Boutique Furniture Store Boasts Modern Look, Great Services
Light fixtures from Classic Home illuminate the showroom and echoes the owner’s sense of revitalization. In addition to upholstery lines such as Temple and Flexsteel (shown), the newly renovated space carries a variety of accent pieces, lighting and decor.
Photo by Tracy Doyle
Last year, Bond Home Furnishings celebrated its 80th anniversary. When owner Tim Canada was nearing retirement, he approached Kevin Malof to see if he’d be interested in buying the business. After discussing the opportunity with some business partners – though they had no experience in furniture retail sales – they were intrigued by the offer as they already owned several other businesses in Loveland’s historic district, including Bishop’s Quarter, a three-story “New Orléans” themed wine and bourbon bar.
“As the look and feel of Loveland continues to change through the renovations of Bishop’s Quarter, Tano’s and Ramsey’s, we saw Bond as another opportunity to continue the reinvention of businesses within the historic district,” says Kevin. From high-level view, they knew that Bond needed a facelift – new paint, new flooring, new canopies – and that they had to consolidate all of the furniture into a “boutique” style store to remain competitive. This would also open up new space for complimentary businesses, such as Magnolias and Window Accents, which would attract more retail traffic to Loveland. But with more visitors, more parking had to be available, so Kevin chose to demolish one of the adjacent buildings to create a parking lot for Bond and its customers.
Eager to transform Bond Home Furnishings into a boutique furniture store, they introduced new accessories and lines such as Hooker and Temple. The Temple line, for instance, takes the customer experience to the next level by enabling clients to design their furniture.
“When people are spending a good deal of money, they want to pick out the fabric, the leather, the arm and leg style,” says Carol Lahke, one of Bond’s designers. “They select furniture that reflects who they are.”
The team at Bond Home Furnishings believes that the most important part of a successful business is earning the clients’ trust.
“Customers are often afraid that sales people aren’t listening to what they want and are instead only focused on pushing the sofa of the day,” says Angie Suess, store manager and designer.
This is why Bond Home Furnishings has chosen to hire designers who understand the big picture. They know what makes a furniture purchase successful, what lines to offer to certain people, and how to match it to a customer’s personal preferences.
For example, Kevin explains, “When a husband walks in who is 6´5” and his wife is 5´6”, we need to offer selections that work for both of them. Otherwise, one of the two will eventually become unhappy with their decision.”

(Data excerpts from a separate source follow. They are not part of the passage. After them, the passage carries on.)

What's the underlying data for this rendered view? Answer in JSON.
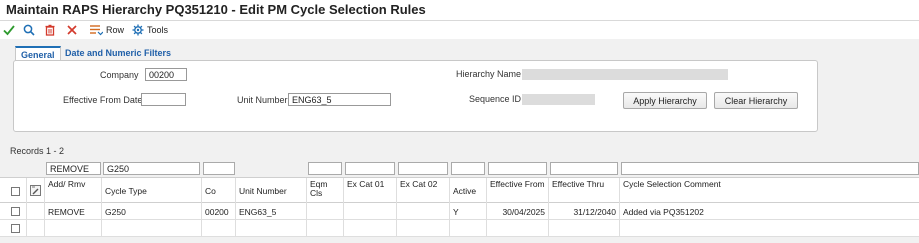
{
  "window": {
    "title": "Maintain RAPS Hierarchy PQ351210 - Edit PM Cycle Selection Rules"
  },
  "toolbar": {
    "row_label": "Row",
    "tools_label": "Tools",
    "colors": {
      "ok": "#2e9a2e",
      "search": "#1f6fb5",
      "delete": "#d33a2c",
      "cancel": "#d33a2c"
    }
  },
  "tabs": [
    {
      "label": "General",
      "active": true
    },
    {
      "label": "Date and Numeric Filters",
      "active": false
    }
  ],
  "form": {
    "company_label": "Company",
    "company_value": "00200",
    "effective_from_label": "Effective From Date",
    "effective_from_value": "",
    "unit_number_label": "Unit Number",
    "unit_number_value": "ENG63_5",
    "hierarchy_name_label": "Hierarchy Name",
    "sequence_id_label": "Sequence ID",
    "apply_button": "Apply Hierarchy",
    "clear_button": "Clear Hierarchy"
  },
  "grid": {
    "records_label": "Records 1 - 2",
    "qbe": {
      "add_rmv": "REMOVE",
      "cycle_type": "G250"
    },
    "columns": {
      "add_rmv": "Add/ Rmv",
      "cycle_type": "Cycle Type",
      "co": "Co",
      "unit_number": "Unit Number",
      "eqm_cls": "Eqm Cls",
      "ex_cat_01": "Ex Cat 01",
      "ex_cat_02": "Ex Cat 02",
      "active": "Active",
      "effective_from": "Effective From",
      "effective_thru": "Effective Thru",
      "comment": "Cycle Selection Comment"
    },
    "rows": [
      {
        "add_rmv": "REMOVE",
        "cycle_type": "G250",
        "co": "00200",
        "unit_number": "ENG63_5",
        "eqm_cls": "",
        "ex_cat_01": "",
        "ex_cat_02": "",
        "active": "Y",
        "effective_from": "30/04/2025",
        "effective_thru": "31/12/2040",
        "comment": "Added via PQ351202"
      },
      {
        "add_rmv": "",
        "cycle_type": "",
        "co": "",
        "unit_number": "",
        "eqm_cls": "",
        "ex_cat_01": "",
        "ex_cat_02": "",
        "active": "",
        "effective_from": "",
        "effective_thru": "",
        "comment": ""
      }
    ]
  }
}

Another unique service Bond offers is the opportunity for designers to come to customers’ homes to be sure that their selected pieces will fit the feel and size of the home.
“We’ve all had that experience of buying a piece of furniture that looked great in the showroom but ridiculous at home,” says Angie. “Our designers are committed to preventing that from happening.”
They also offer after-hours design consultations at the store so clients can come at a time that is convenient – whether that’s a Sunday afternoon or a weekday evening.
“We’re a family-owned store so rather than attempt to be open all the time, creating flexible times for designers makes more sense,” says Kevin.
In addition to owning Bond Home Furnishings, Kevin is a full-time attorney at Frost Brown Todd LLC. “So often people perceive businesses as taking from the community, but I enjoy giving back,” says Kevin, a lifelong resident of Clermont County – which is why he devotes a considerable amount of time mentoring high school students through the Clermont County Workforce Commission, providing leadership to Clermont Senior Services as a board member or helping improve the needs of the community through the new Loveland Legacy Foundation as a board member.
To engage with the public, Bond hosts after-hours wine tastings, holiday open houses and hands-on demonstrations. For instance, since they are one of the largest Amish retailers in the area, they invite builders from the Amish community to come in and talk about the differences in Amish furniture.
“These types of events give people an opportunity to learn about furniture,” says Carol. “Most people just buy furniture when they need it, but we’re trying to reinvent Bond to be more of a resource to the community.”
Kevin and his team are also in the process of opening an art gallery at Bond to give local artists an opportunity to display their work. They plan to host monthly meet-and-greets with artists. “Bond is more than just furniture, it’s about creating a single resource for people who are looking at all aspects of designing the interior of their home,” Kevin says.